New International Version
10 Jesus called the crowd to him and said, “Listen and understand. 11 What goes into someone’s mouth does not defile them, but what comes out of their mouth, that is what defiles them.” 12 Then the disciples came to him and asked, “Do you know that the Pharisees were offended when they heard this?” 13 He replied, “Every plant that my heavenly Father has not planted will be pulled up by the roots. 14 Leave them; they are blind guides.[a] If the blind lead the blind, both will fall into a pit.” 15 Peter said, “Explain the parable to us.” 16 “Are you still so dull?” Jesus asked them. 17 “Don’t you see that whatever enters the mouth goes into the stomach and then out of the body? 18 But the things that come out of a person’s mouth come from the heart, and these defile them. 19 For out of the heart come evil thoughts—murder, adultery, sexual immorality, theft, false testimony, slander. 20 These are what defile a person; but eating with unwashed hands does not defile them.”
Tuesday - March 15
“With the words, ‘You are not to take the name of God in vain,’ God at the same time gives us to understand that we are to use his name properly, for it has been revealed and given to us precisely for our use and benefit.
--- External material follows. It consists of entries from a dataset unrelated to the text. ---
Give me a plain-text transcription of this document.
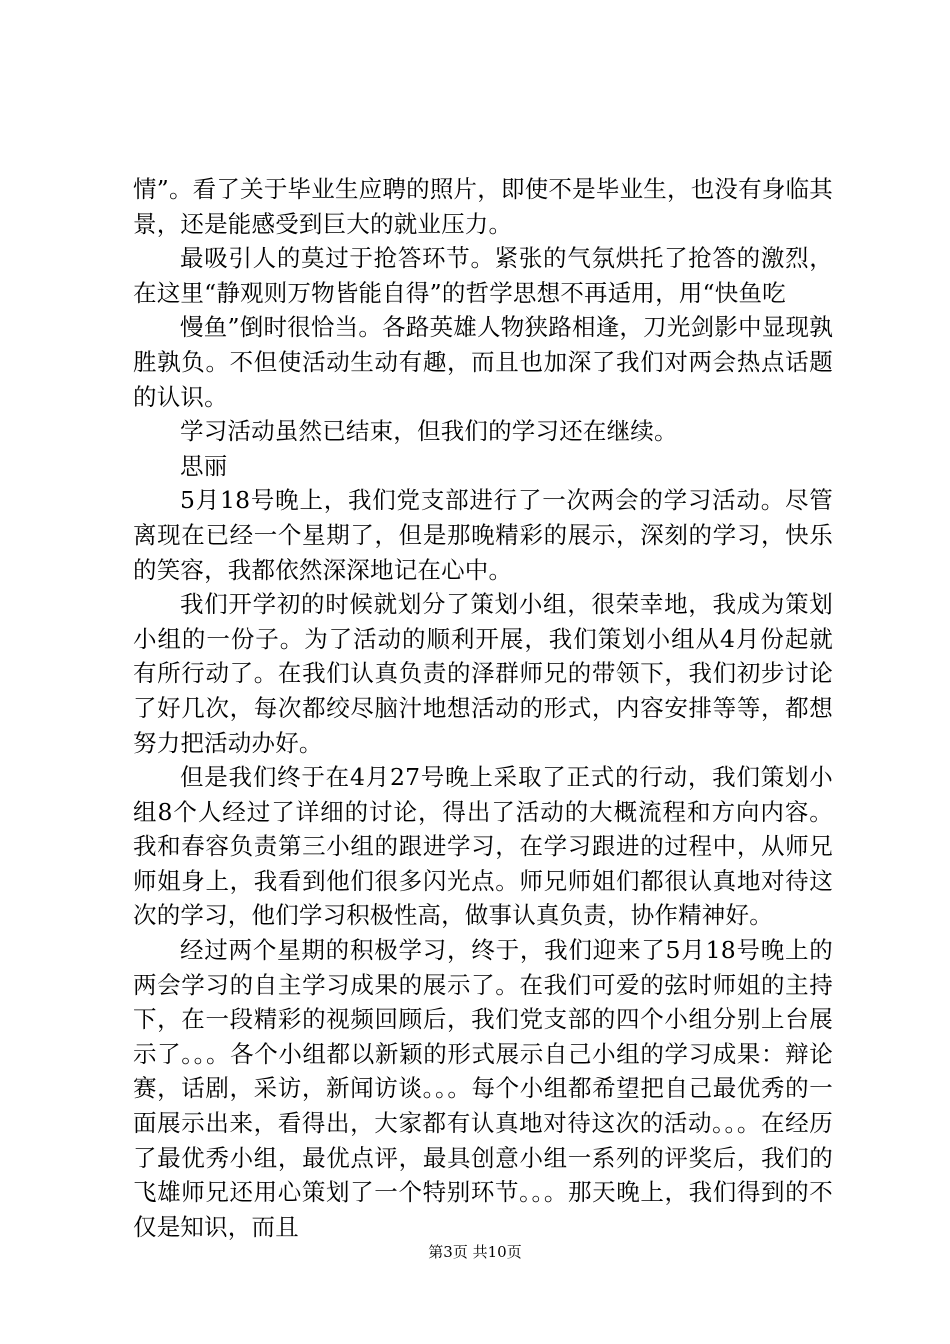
情”。看了关于毕业生应聘的照片，即使不是毕业生，也没有身临其景，还是能感受到巨大的就业压力。

最吸引人的莫过于抢答环节。紧张的气氛烘托了抢答的激烈，在这里“静观则万物皆能自得”的哲学思想不再适用，用“快鱼吃

慢鱼”倒时很恰当。各路英雄人物狭路相逢，刀光剑影中显现孰胜孰负。不但使活动生动有趣，而且也加深了我们对两会热点话题的认识。

学习活动虽然已结束，但我们的学习还在继续。

思丽

5月18号晚上，我们党支部进行了一次两会的学习活动。尽管离现在已经一个星期了，但是那晚精彩的展示，深刻的学习，快乐的笑容，我都依然深深地记在心中。

我们开学初的时候就划分了策划小组，很荣幸地，我成为策划小组的一份子。为了活动的顺利开展，我们策划小组从4月份起就有所行动了。在我们认真负责的泽群师兄的带领下，我们初步讨论了好几次，每次都绞尽脑汁地想活动的形式，内容安排等等，都想努力把活动办好。

但是我们终于在4月27号晚上采取了正式的行动，我们策划小组8个人经过了详细的讨论，得出了活动的大概流程和方向内容。我和春容负责第三小组的跟进学习，在学习跟进的过程中，从师兄师姐身上，我看到他们很多闪光点。师兄师姐们都很认真地对待这次的学习，他们学习积极性高，做事认真负责，协作精神好。

经过两个星期的积极学习，终于，我们迎来了5月18号晚上的两会学习的自主学习成果的展示了。在我们可爱的弦时师姐的主持下，在一段精彩的视频回顾后，我们党支部的四个小组分别上台展示了。。。各个小组都以新颖的形式展示自己小组的学习成果：辩论赛，话剧，采访，新闻访谈。。。每个小组都希望把自己最优秀的一面展示出来，看得出，大家都有认真地对待这次的活动。。。在经历了最优秀小组，最优点评，最具创意小组一系列的评奖后，我们的飞雄师兄还用心策划了一个特别环节。。。那天晚上，我们得到的不仅是知识，而且

第3页 共10页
Therefore, since we are forbidden here to use his holy name in support of falsehood and wickedness, it follows, conversely, that we are commanded to use it in the service of truth and of all that is good—for example, when we swear properly where it is necessary and required, or also when we teach properly, or, again, when we call on God‘s name in time of need, or thank and praise him in time of prosperity, etc. All of this is summarized in the command in Psalm 50:15, ‘Call on me in the day of trouble; I will deliver you, and you shall glorify me.’ All of this is what it means to call upon God‘s name to support the truth and to use it devoutly. In this way his name is hallowed, as we pray in the Lord‘s Prayer. (Martin Luther, The Large Catechism).